When I woke up Friday I made an important decision. I was not going to work that day despite the fact that I still had projects to complete. Instead, I decided to spend the day focusing on my kids, and only my kids. I didn’t attempt to clean the house, do laundry, or do the dishes. I didn’t attempt to check my work email 10,000 times. We left the house at 9:30a.m. for a visit to Gooby’s new preschool. I dropped five bucks off at my daycare provider’s house so that we could participate in her Mega Millions lottery pool (one can dream, right?!). I took the kids to the park and swung on the swings with Cakes while watching Gooby clime the faux rock wall. We went to Chipotle and ate lunch (Gooby’s favorite). We came home and napped together for 2 hours. And finally, before dinner, I took both kids on a walk to a nearby park and experienced this:
That’s right. Pure bliss. Just like that, I had turned my terrible, no good, horrible, very bad day the previous day into one of the best I could remember. I didn’t do anything that unique, except spend an entire day focused on my kids. It was awesome.

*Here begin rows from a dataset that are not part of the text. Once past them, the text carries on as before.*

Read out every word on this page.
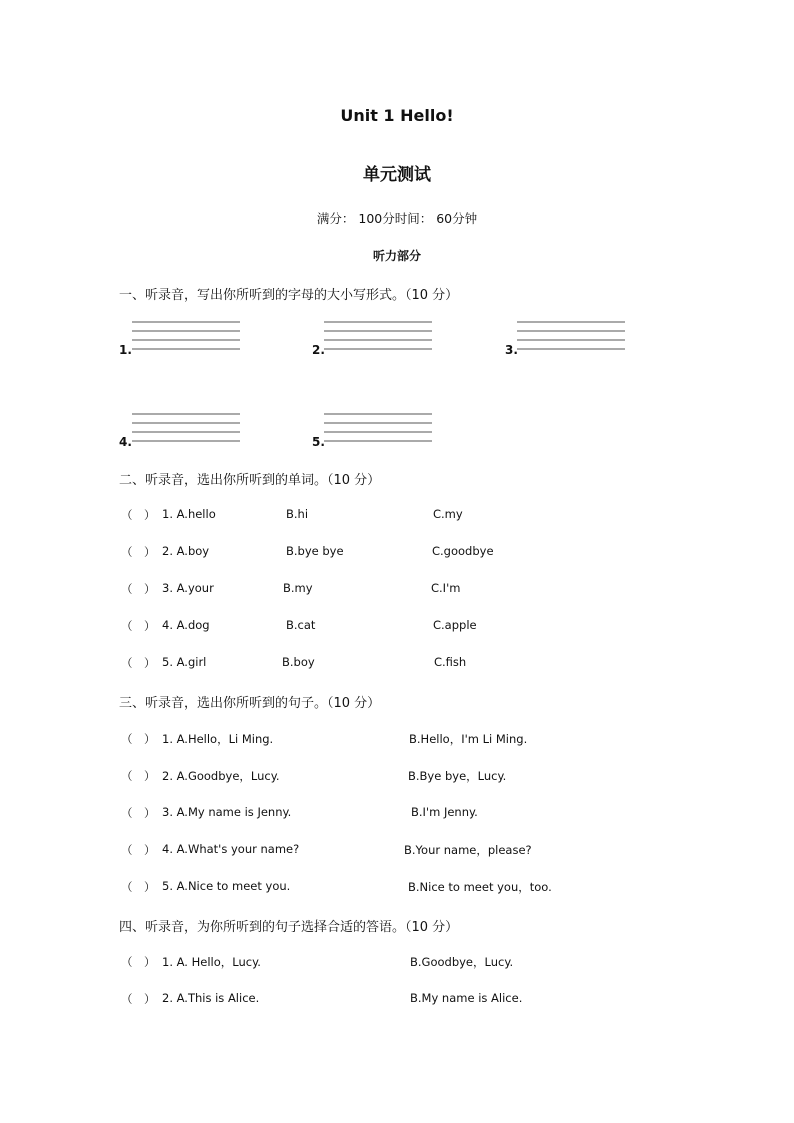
Unit 1 Hello!
单元测试
满分： 100分时间： 60分钟
听力部分
一、听录音，写出你所听到的字母的大小写形式。（10 分）
1.	2.	3.
4.	5.
二、听录音，选出你所听到的单词。（10 分）
（　） 1. A.hello	B.hi	C.my
（　） 2. A.boy	B.bye bye	C.goodbye
（　） 3. A.your	B.my	C.I'm
（　） 4. A.dog	B.cat	C.apple
（　） 5. A.girl	B.boy	C.fish
三、听录音，选出你所听到的句子。（10 分）
（　） 1. A.Hello，Li Ming.	B.Hello，I'm Li Ming.
（　） 2. A.Goodbye，Lucy.	B.Bye bye，Lucy.
（　） 3. A.My name is Jenny.	B.I'm Jenny.
（　） 4. A.What's your name?	B.Your name，please?
（　） 5. A.Nice to meet you.	B.Nice to meet you，too.
四、听录音，为你所听到的句子选择合适的答语。（10 分）
（　） 1. A. Hello，Lucy.	B.Goodbye，Lucy.
（　） 2. A.This is Alice.	B.My name is Alice.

A few years back I read an article in Parenting magazine entitled “Mad at Dad”. The article provides the results of a survey of more than 1,000 mothers about their levels of stress pertaining to parenting and how that cultivates feelings of anger toward their significant other. While I could relate to a lot of the article, the one point that hit home to me was the difference between men and women’s ability to multi-task. As the article states, “He gets to focus on one thing at a time. Meanwhile, she’s trying to cook with human leg warmers clinging to her shins”. Does this sound familiar? For me, this reminds me of the times my husband has stayed home with one of our kids while they were sick. After working a full day, I come home to a house that is an absolute disaster. While I stare at the mess in utter dismay, my kids are running around happy as can be, and my husband is telling me what a fantastic day they had together. That just pisses me off because his day with the kids (sick or not) is not at all like the days I am responsible for the kids. The difference? Dad + Kids = No Multitasking. In my quest to be super-working-mommy, I set myself up for failure and defeat every time I try to divide my attention 10,000 ways. I’m not saying that it’s possible to focus 100 percent of my energy on my kids every day, but it is an important factor to remember while building my relationship with my kids. If mom is happy, the kids are happy. If the kids are happy, then mom is happy. Plain and simple. Let’s face it, I would rather watch my kids smile their faces off than go to work or have a clean house any day. We all have obligations, but try not to be too hard on yourself while you are at it, will ya’? (Said to myself as much as to every other kick-butt mom out there).